The Court then noted, however, that there is “an exception to this general rule.”  Where there is more than one plaintiff, a defendant may still extend a single joint offer if the separate plaintiffs have a “ ‘unity of interest such that there is a single, indivisible injury.’ ”  (Peterson v. John Crane, Inc. (2007) 154 Cal.App.4th 498, 505.)

The 5th District then pointed out that under California law, either the heirs or the personal representative on behalf of the heirs may bring a single joint indivisible action for wrongful death.  (Smith v. Premier Alliance Ins. Co. (1995) 41 Cal.App.4th 691, 696 (Smith).)  Any recovery for wrongful death is in the form of a lump sum, i.e., a single verdict is rendered for all recoverable damages.  (Smith, supra, 41 Cal.App.4th at pp. 696-697; San Diego Gas, supra, 146 Cal.App.4th at p. 1551.
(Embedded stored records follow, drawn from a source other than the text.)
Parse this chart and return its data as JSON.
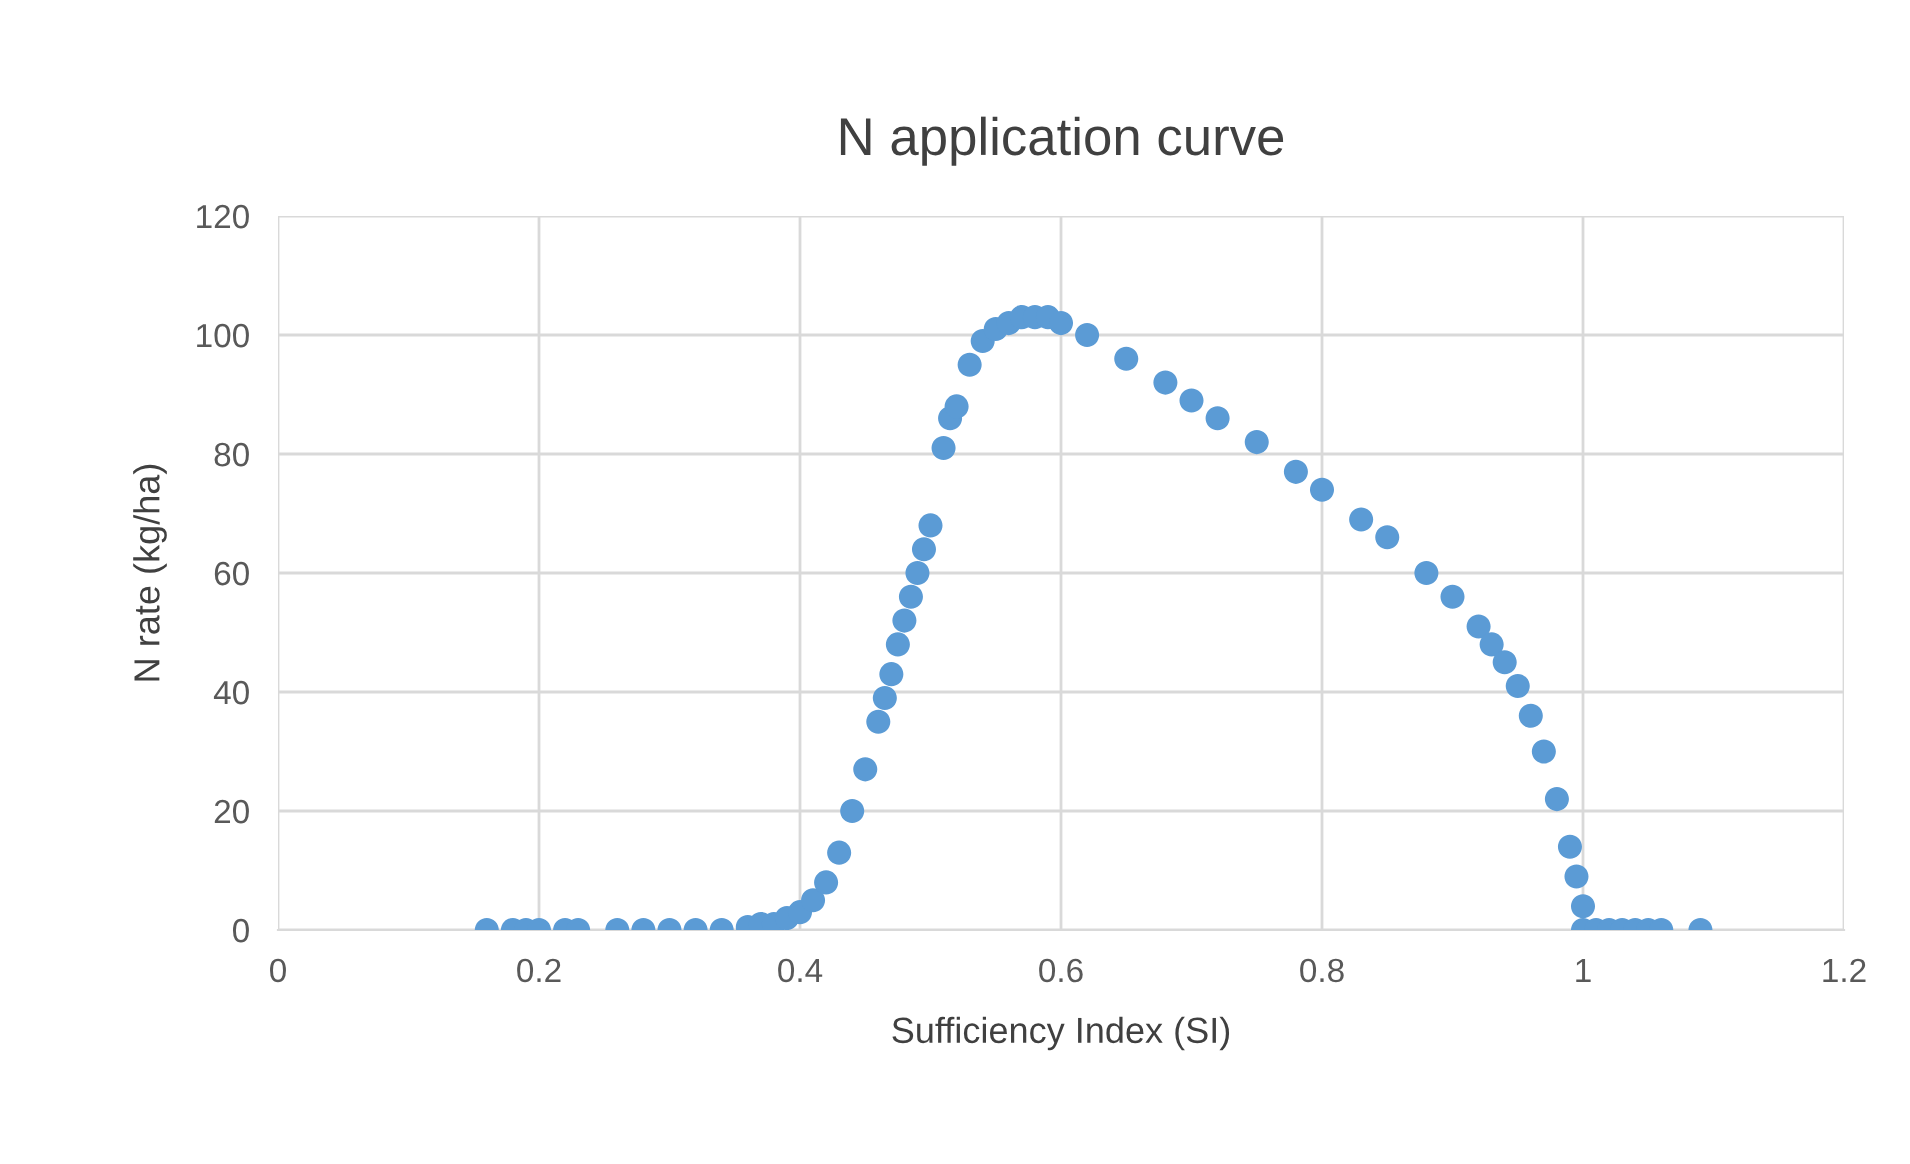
{
  "chart_data": {
    "type": "scatter",
    "title": "N application curve",
    "xlabel": "Sufficiency Index (SI)",
    "ylabel": "N rate (kg/ha)",
    "x": [
      0.16,
      0.18,
      0.19,
      0.2,
      0.22,
      0.23,
      0.26,
      0.28,
      0.3,
      0.32,
      0.34,
      0.36,
      0.37,
      0.38,
      0.39,
      0.4,
      0.41,
      0.42,
      0.43,
      0.44,
      0.45,
      0.46,
      0.465,
      0.47,
      0.475,
      0.48,
      0.485,
      0.49,
      0.495,
      0.5,
      0.51,
      0.515,
      0.52,
      0.53,
      0.54,
      0.55,
      0.56,
      0.57,
      0.58,
      0.59,
      0.6,
      0.62,
      0.65,
      0.68,
      0.7,
      0.72,
      0.75,
      0.78,
      0.8,
      0.83,
      0.85,
      0.88,
      0.9,
      0.92,
      0.93,
      0.94,
      0.95,
      0.96,
      0.97,
      0.98,
      0.99,
      0.995,
      1.0,
      1.0,
      1.01,
      1.02,
      1.03,
      1.04,
      1.05,
      1.06,
      1.09
    ],
    "series": [
      {
        "color": "#5b9bd5",
        "values": [
          0,
          0,
          0,
          0,
          0,
          0,
          0,
          0,
          0,
          0,
          0,
          0.5,
          1,
          1,
          2,
          3,
          5,
          8,
          13,
          20,
          27,
          35,
          39,
          43,
          48,
          52,
          56,
          60,
          64,
          68,
          81,
          86,
          88,
          95,
          99,
          101,
          102,
          103,
          103,
          103,
          102,
          100,
          96,
          92,
          89,
          86,
          82,
          77,
          74,
          69,
          66,
          60,
          56,
          51,
          48,
          45,
          41,
          36,
          30,
          22,
          14,
          9,
          4,
          0,
          0,
          0,
          0,
          0,
          0,
          0,
          0
        ]
      }
    ],
    "xlim": [
      0,
      1.2
    ],
    "xticks": [
      0,
      0.2,
      0.4,
      0.6,
      0.8,
      1,
      1.2
    ],
    "ylim": [
      0,
      120
    ],
    "yticks": [
      0,
      20,
      40,
      60,
      80,
      100,
      120
    ],
    "grid": true,
    "marker": "circle"
  }
}
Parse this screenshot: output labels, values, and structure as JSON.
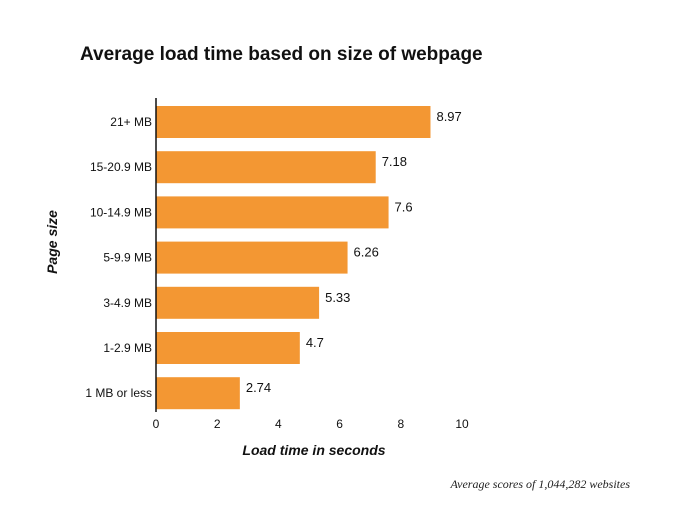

Ultimately, the appellate court affirmed an award of expert costs, stating:  “In a wrongful death action, a single joint cause of action is given to all heirs and the judgment must be for a single lump sum.  A unitary verdict can easily be compared to a joint offer to determine whether the offering party has achieved a more favorable judgment. Thus, there is little, if any, justification for invalidating a joint Offer To Compromise made in a wrongful death case.” [McDaniel v. Asuncion (Cal. App. Fifth Dist.; March 27, 2013) 214 Cal.App.4th 1201.]